Elle avoue à Selden avoir eu des ambitions politiques. Elle a dû renoncer, elle a baissé les bras. Ses efforts ont été contrés par son père et Ellik. Elle explique à Selden que « les nobles que j’ai tentés de rallier à ma cause se sont révélés aussi dépourvus de pouvoir que moi ; j’avais concocté une utopie pour donner du sens et de l’espoir à ma vie, et elle n’existe plus désormais ». Humiliée, privée de tout espoir, violée, Chassim est à deux doigts d’abandonner. Les événements à suivre vont lui donner raison sur l’inéluctabilité de sa mort : les dragons arrivent et vont ravager la ville de Chalcède. Ce sera un réel carnage causant de nombreuses morts et destructions. Elle demande alors à Selden un dernier moment de bonheur, un petit moment de plaisir. Il lui offre, ils s’embrassent : « être touchée par un homme avec délicatesse… dit-elle, comme si elle découvrait une merveille qui faisait oublier les dragons dans le ciel ».
L’arrivée des dragons change tout. Le duc est mort, Ellik chassé. La situation à Chalcède est inédite.
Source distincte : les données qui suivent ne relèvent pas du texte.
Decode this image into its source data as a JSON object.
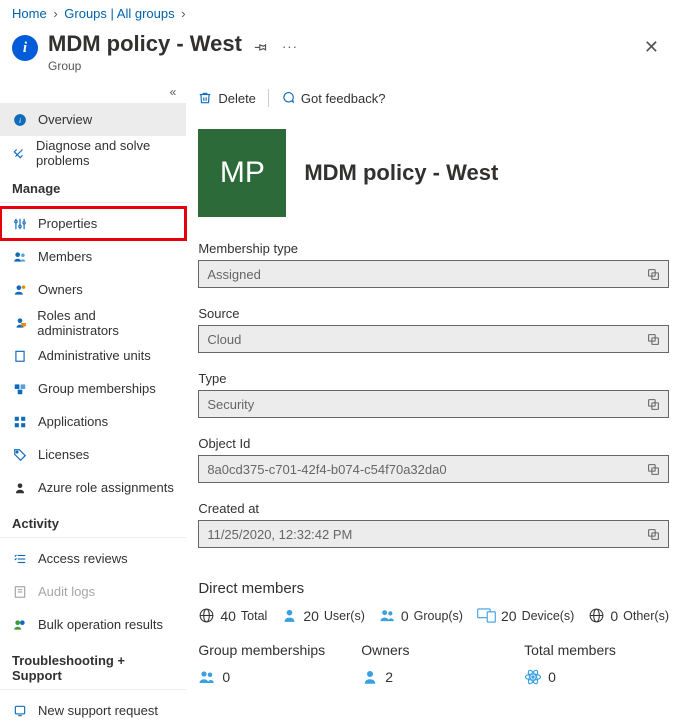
{
  "breadcrumb": [
    "Home",
    "Groups | All groups"
  ],
  "page": {
    "title": "MDM policy - West",
    "subtitle": "Group"
  },
  "sidebar": {
    "top": [
      {
        "label": "Overview"
      },
      {
        "label": "Diagnose and solve problems"
      }
    ],
    "sections": [
      {
        "title": "Manage",
        "items": [
          {
            "label": "Properties"
          },
          {
            "label": "Members"
          },
          {
            "label": "Owners"
          },
          {
            "label": "Roles and administrators"
          },
          {
            "label": "Administrative units"
          },
          {
            "label": "Group memberships"
          },
          {
            "label": "Applications"
          },
          {
            "label": "Licenses"
          },
          {
            "label": "Azure role assignments"
          }
        ]
      },
      {
        "title": "Activity",
        "items": [
          {
            "label": "Access reviews"
          },
          {
            "label": "Audit logs"
          },
          {
            "label": "Bulk operation results"
          }
        ]
      },
      {
        "title": "Troubleshooting + Support",
        "items": [
          {
            "label": "New support request"
          }
        ]
      }
    ]
  },
  "toolbar": {
    "delete": "Delete",
    "feedback": "Got feedback?"
  },
  "hero": {
    "initials": "MP",
    "title": "MDM policy - West"
  },
  "fields": {
    "membership_type": {
      "label": "Membership type",
      "value": "Assigned"
    },
    "source": {
      "label": "Source",
      "value": "Cloud"
    },
    "type": {
      "label": "Type",
      "value": "Security"
    },
    "object_id": {
      "label": "Object Id",
      "value": "8a0cd375-c701-42f4-b074-c54f70a32da0"
    },
    "created_at": {
      "label": "Created at",
      "value": "11/25/2020, 12:32:42 PM"
    }
  },
  "members": {
    "title": "Direct members",
    "total": {
      "n": "40",
      "l": "Total"
    },
    "users": {
      "n": "20",
      "l": "User(s)"
    },
    "groups": {
      "n": "0",
      "l": "Group(s)"
    },
    "devices": {
      "n": "20",
      "l": "Device(s)"
    },
    "others": {
      "n": "0",
      "l": "Other(s)"
    }
  },
  "footer": {
    "group_memberships": {
      "title": "Group memberships",
      "value": "0"
    },
    "owners": {
      "title": "Owners",
      "value": "2"
    },
    "total_members": {
      "title": "Total members",
      "value": "0"
    }
  }
}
Un compte-rendu à Umbre montre que Chassim a réussi à conquérir le pouvoir, même si le poids de la tradition va bien compliquer les choses (« la fille du duc de Chalcède s’est présentée comme alliée des dragons et de leurs gardiens, et elle affirme à présent être en toute légitimité la duchesse de Chalcède (…) Les Chalcédiens n’accepteront sans doute pas d’être gouvernés par une femme, même soutenue par les dragons »).